Bands 2 and 3 are used for extrapolation to create a new band and further the calculation of HTM2(λ = 0.4131) for bands 2, 3, 5, and 7.
Q3. What is the haze thickness of the regression coefficients?
According to haze thickness, the regression coefficients are expected to have a decreasing trend for the bands from the shortest to the longest wavelength.
Q4. What is the way to dehaze a band?
Subtraction of a constant HTM from all of the bands can lead to overdehazing in the red and near infrared bands and a loss of spectral properties in the dehazed data.
Q5. What is the way to estimate haze thickness?
Spectral bands in the red or near infrared spectral regions exhibit higher ground reflectance for land and are less influenced by haziness; therefore, they are not suitable in detecting and properly estimating haze thickness.
Q6. How long does it take to dehaze a Landsat 8 OLI subset?
The execution time on a Landsat 8 OLI subset of size 2647 × 5035 pixels (7 bands) is approximately 1 min on Intel Core 2 Duo, using an IDL implementation [16], [17] of the presented algorithm.
Q7. What is the haze thickness in the band?
A linear scaling of K into the range [1, 0] is performed [the maximal value corresponds to maximal HTM density in the first band with shortest wavelength, and the minimal value corresponds to haze thickness in the longest wavelength band at 2.2 μm (haze is not visible)].
Q8. How long is the dehazing time on a worldview-2 subset?
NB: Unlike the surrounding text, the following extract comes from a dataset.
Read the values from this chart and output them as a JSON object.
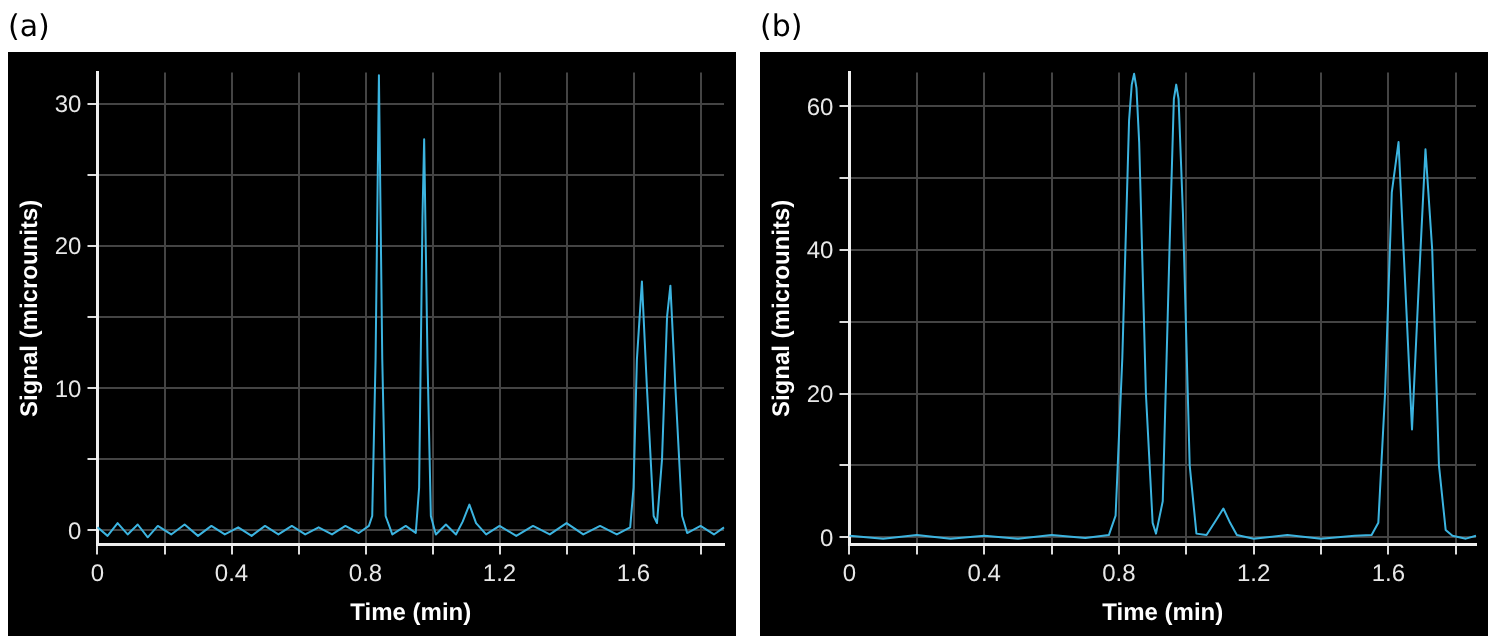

The execution time on a WorldView-2 subset of size 2525 × 1919 pixels (8 bands; note that a calculation of two HTMs is required, and HTM1 is locally stretched to HTM2) is approximately 1 min on Intel Core 2 Duo, using an IDL implementation of the algorithm.
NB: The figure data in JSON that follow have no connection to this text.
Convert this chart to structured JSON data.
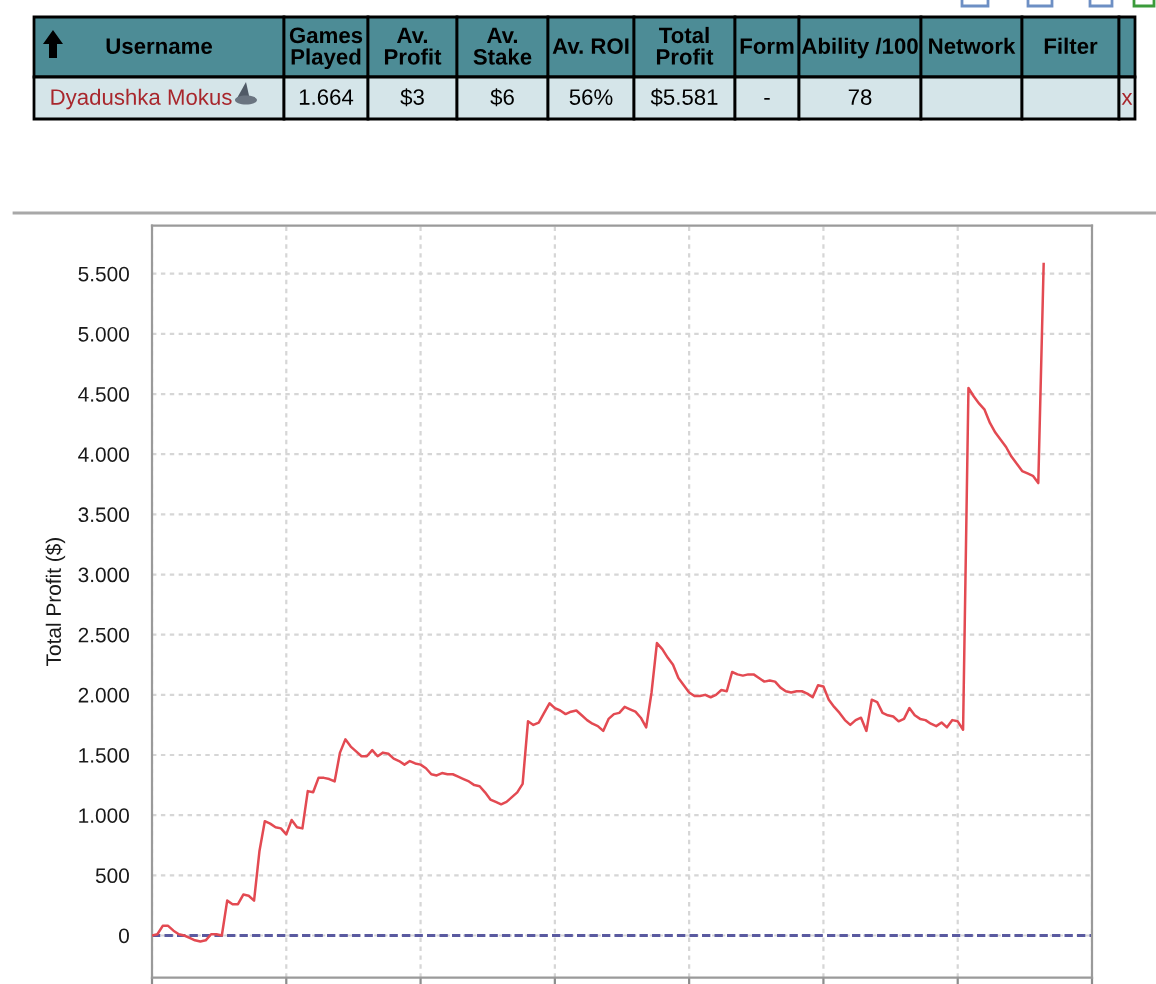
{
  "chart_data": [
    {
      "type": "other",
      "categories": [
        "Username",
        "Games Played",
        "Av. Profit",
        "Av. Stake",
        "Av. ROI",
        "Total Profit",
        "Form",
        "Ability /100",
        "Network",
        "Filter",
        null
      ],
      "cell_labels": [
        [
          "Dyadushka Mokus",
          "1.664",
          "$3",
          "$6",
          "56%",
          "$5.581",
          "-",
          "78",
          null,
          null,
          "x"
        ]
      ]
    },
    {
      "type": "line",
      "ylabel": "Total Profit ($)",
      "categories": [
        null,
        null,
        null,
        null,
        null,
        null,
        null,
        null,
        null,
        null,
        null,
        null,
        null,
        null,
        null,
        null,
        null,
        null,
        null,
        null,
        null,
        null,
        null,
        null,
        null,
        null,
        null,
        null,
        null,
        null,
        null,
        null,
        null,
        null,
        null,
        null,
        null,
        null,
        null,
        null,
        null,
        null,
        null,
        null,
        null,
        null,
        null,
        null,
        null,
        null,
        null,
        null,
        null,
        null,
        null,
        null,
        null,
        null,
        null,
        null,
        null,
        null,
        null,
        null,
        null,
        null,
        null,
        null,
        null,
        null,
        null,
        null,
        null,
        null,
        null,
        null,
        null,
        null,
        null,
        null,
        null,
        null,
        null,
        null,
        null,
        null,
        null,
        null,
        null,
        null,
        null,
        null,
        null,
        null,
        null,
        null,
        null,
        null,
        null,
        null,
        null,
        null,
        null,
        null,
        null,
        null,
        null,
        null,
        null,
        null,
        null,
        null,
        null,
        null,
        null,
        null,
        null,
        null,
        null,
        null,
        null,
        null,
        null,
        null,
        null,
        null,
        null,
        null,
        null,
        null,
        null,
        null,
        null,
        null,
        null,
        null,
        null,
        null,
        null,
        null,
        null,
        null,
        null,
        null,
        null,
        null,
        null,
        null,
        null,
        null,
        null,
        null,
        null,
        null,
        null,
        null,
        null,
        null,
        null,
        null,
        null,
        null,
        null,
        null,
        null,
        null,
        null,
        null,
        null,
        null,
        null,
        null,
        null,
        null,
        null,
        null
      ],
      "values": [
        0,
        10,
        80,
        80,
        40,
        10,
        0,
        -20,
        -40,
        -50,
        -40,
        10,
        10,
        0,
        290,
        260,
        260,
        340,
        330,
        290,
        700,
        950,
        930,
        900,
        890,
        840,
        960,
        900,
        890,
        1200,
        1190,
        1310,
        1310,
        1300,
        1280,
        1520,
        1630,
        1570,
        1530,
        1490,
        1490,
        1540,
        1490,
        1520,
        1510,
        1470,
        1450,
        1420,
        1450,
        1430,
        1420,
        1390,
        1340,
        1330,
        1350,
        1340,
        1340,
        1320,
        1300,
        1280,
        1250,
        1240,
        1190,
        1130,
        1110,
        1090,
        1110,
        1150,
        1190,
        1260,
        1780,
        1750,
        1770,
        1850,
        1930,
        1890,
        1870,
        1840,
        1860,
        1870,
        1830,
        1790,
        1760,
        1740,
        1700,
        1800,
        1840,
        1850,
        1900,
        1880,
        1860,
        1810,
        1730,
        2020,
        2430,
        2380,
        2310,
        2250,
        2140,
        2080,
        2020,
        1990,
        1990,
        2000,
        1980,
        2000,
        2040,
        2030,
        2190,
        2170,
        2160,
        2170,
        2170,
        2140,
        2110,
        2120,
        2110,
        2060,
        2030,
        2020,
        2030,
        2030,
        2010,
        1980,
        2080,
        2070,
        1960,
        1900,
        1850,
        1790,
        1750,
        1790,
        1810,
        1700,
        1960,
        1940,
        1850,
        1830,
        1820,
        1780,
        1800,
        1890,
        1830,
        1800,
        1790,
        1760,
        1740,
        1770,
        1730,
        1790,
        1780,
        1710,
        4550,
        4480,
        4420,
        4370,
        4260,
        4180,
        4120,
        4060,
        3980,
        3920,
        3860,
        3840,
        3820,
        3760,
        5581,
        null,
        null,
        null,
        null,
        null,
        null,
        null,
        null,
        null
      ],
      "color": "#e34a52",
      "ylim": [
        -350,
        5900
      ],
      "yticks": [
        0,
        500,
        {
          "value": 1000,
          "label": "1.000"
        },
        {
          "value": 1500,
          "label": "1.500"
        },
        {
          "value": 2000,
          "label": "2.000"
        },
        {
          "value": 2500,
          "label": "2.500"
        },
        {
          "value": 3000,
          "label": "3.000"
        },
        {
          "value": 3500,
          "label": "3.500"
        },
        {
          "value": 4000,
          "label": "4.000"
        },
        {
          "value": 4500,
          "label": "4.500"
        },
        {
          "value": 5000,
          "label": "5.000"
        },
        {
          "value": 5500,
          "label": "5.500"
        }
      ],
      "ref_lines": [
        {
          "axis": "y",
          "value": 0,
          "color": "#5a5aa0",
          "line_style": "dashed"
        }
      ],
      "grid": true,
      "tick_labels": "y"
    }
  ]
}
Q9. What is the haze thickness in the visible, near infrared, and short?
Taking into account that spectral channels in the far short-wave infrared range are only marginally influenced by haze, the dehazing is performed for the visible, near infrared, and short-wave infrared bands, terminating the dehazing wavelength at 2.2 μm.
Q10. What is the coefficient array for the haze-free image?
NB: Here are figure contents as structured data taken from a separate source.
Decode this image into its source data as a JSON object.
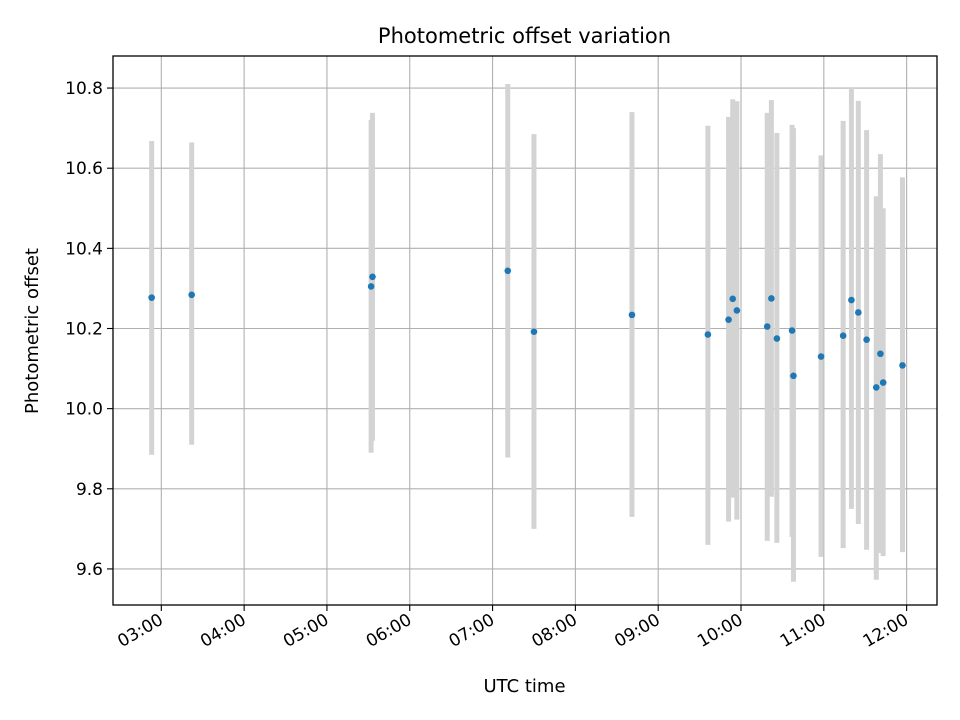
{
  "chart_data": {
    "type": "scatter",
    "title": "Photometric offset variation",
    "xlabel": "UTC time",
    "ylabel": "Photometric offset",
    "ylim": [
      9.51,
      10.88
    ],
    "xlim": [
      "02:25",
      "12:22"
    ],
    "grid": true,
    "x_ticks": [
      "03:00",
      "04:00",
      "05:00",
      "06:00",
      "07:00",
      "08:00",
      "09:00",
      "10:00",
      "11:00",
      "12:00"
    ],
    "y_ticks": [
      "9.6",
      "9.8",
      "10.0",
      "10.2",
      "10.4",
      "10.6",
      "10.8"
    ],
    "colors": {
      "point": "#1f77b4",
      "error_bar": "#d3d3d3",
      "grid": "#b0b0b0"
    },
    "points": [
      {
        "x": "02:53",
        "y": 10.277,
        "err_low": 9.885,
        "err_high": 10.668
      },
      {
        "x": "03:22",
        "y": 10.284,
        "err_low": 9.91,
        "err_high": 10.664
      },
      {
        "x": "05:32",
        "y": 10.305,
        "err_low": 9.89,
        "err_high": 10.72
      },
      {
        "x": "05:33",
        "y": 10.329,
        "err_low": 9.92,
        "err_high": 10.738
      },
      {
        "x": "07:11",
        "y": 10.344,
        "err_low": 9.878,
        "err_high": 10.81
      },
      {
        "x": "07:30",
        "y": 10.192,
        "err_low": 9.7,
        "err_high": 10.685
      },
      {
        "x": "08:41",
        "y": 10.234,
        "err_low": 9.73,
        "err_high": 10.74
      },
      {
        "x": "09:36",
        "y": 10.185,
        "err_low": 9.66,
        "err_high": 10.706
      },
      {
        "x": "09:51",
        "y": 10.222,
        "err_low": 9.718,
        "err_high": 10.728
      },
      {
        "x": "09:54",
        "y": 10.274,
        "err_low": 9.778,
        "err_high": 10.772
      },
      {
        "x": "09:57",
        "y": 10.245,
        "err_low": 9.723,
        "err_high": 10.767
      },
      {
        "x": "10:19",
        "y": 10.205,
        "err_low": 9.67,
        "err_high": 10.738
      },
      {
        "x": "10:22",
        "y": 10.275,
        "err_low": 9.78,
        "err_high": 10.77
      },
      {
        "x": "10:26",
        "y": 10.175,
        "err_low": 9.665,
        "err_high": 10.688
      },
      {
        "x": "10:37",
        "y": 10.195,
        "err_low": 9.68,
        "err_high": 10.708
      },
      {
        "x": "10:38",
        "y": 10.082,
        "err_low": 9.568,
        "err_high": 10.7
      },
      {
        "x": "10:58",
        "y": 10.13,
        "err_low": 9.63,
        "err_high": 10.632
      },
      {
        "x": "11:14",
        "y": 10.182,
        "err_low": 9.652,
        "err_high": 10.718
      },
      {
        "x": "11:20",
        "y": 10.271,
        "err_low": 9.75,
        "err_high": 10.8
      },
      {
        "x": "11:25",
        "y": 10.24,
        "err_low": 9.712,
        "err_high": 10.768
      },
      {
        "x": "11:31",
        "y": 10.172,
        "err_low": 9.648,
        "err_high": 10.695
      },
      {
        "x": "11:38",
        "y": 10.053,
        "err_low": 9.573,
        "err_high": 10.53
      },
      {
        "x": "11:41",
        "y": 10.137,
        "err_low": 9.64,
        "err_high": 10.635
      },
      {
        "x": "11:43",
        "y": 10.065,
        "err_low": 9.632,
        "err_high": 10.5
      },
      {
        "x": "11:57",
        "y": 10.108,
        "err_low": 9.642,
        "err_high": 10.577
      }
    ]
  }
}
The calculated coefficient array is K = [1.0, 0.9010, 0.8164, 0.8863, 0.7813, 0.4022, 0.1] for the channels 0.4430, 0.4825, 0.5625, 0.6650, 0.8700, 1.6100, and 2.2000 μm, respectively, without the cirrus band B9 (at 1.38 μm).
Q11. What is the effect of a pixelwise search?
Pixelwise search for dark pixels can result in an occasional selection of pixels over nonshaded or bright objects, and these pixels cannot be used to estimate haze thickness (the HTM will contain errors).
Q12. What is the way to dehaze a data?
Radiometric distortions should not be introduced into the data, and the atmospheric correction of both the original (haze-free) and haze-free data after dehazing should result in a good agreement of the surface reflectionspectra.
Q13. What is the difference between the dehazed spectra and the original data?
Since a different haze thickness is subtracted from the bands, the dehazed spectra have the same shape but with a slightly higher difference in the first four bands [Fig. 12(d)] because these are more influenced by haze.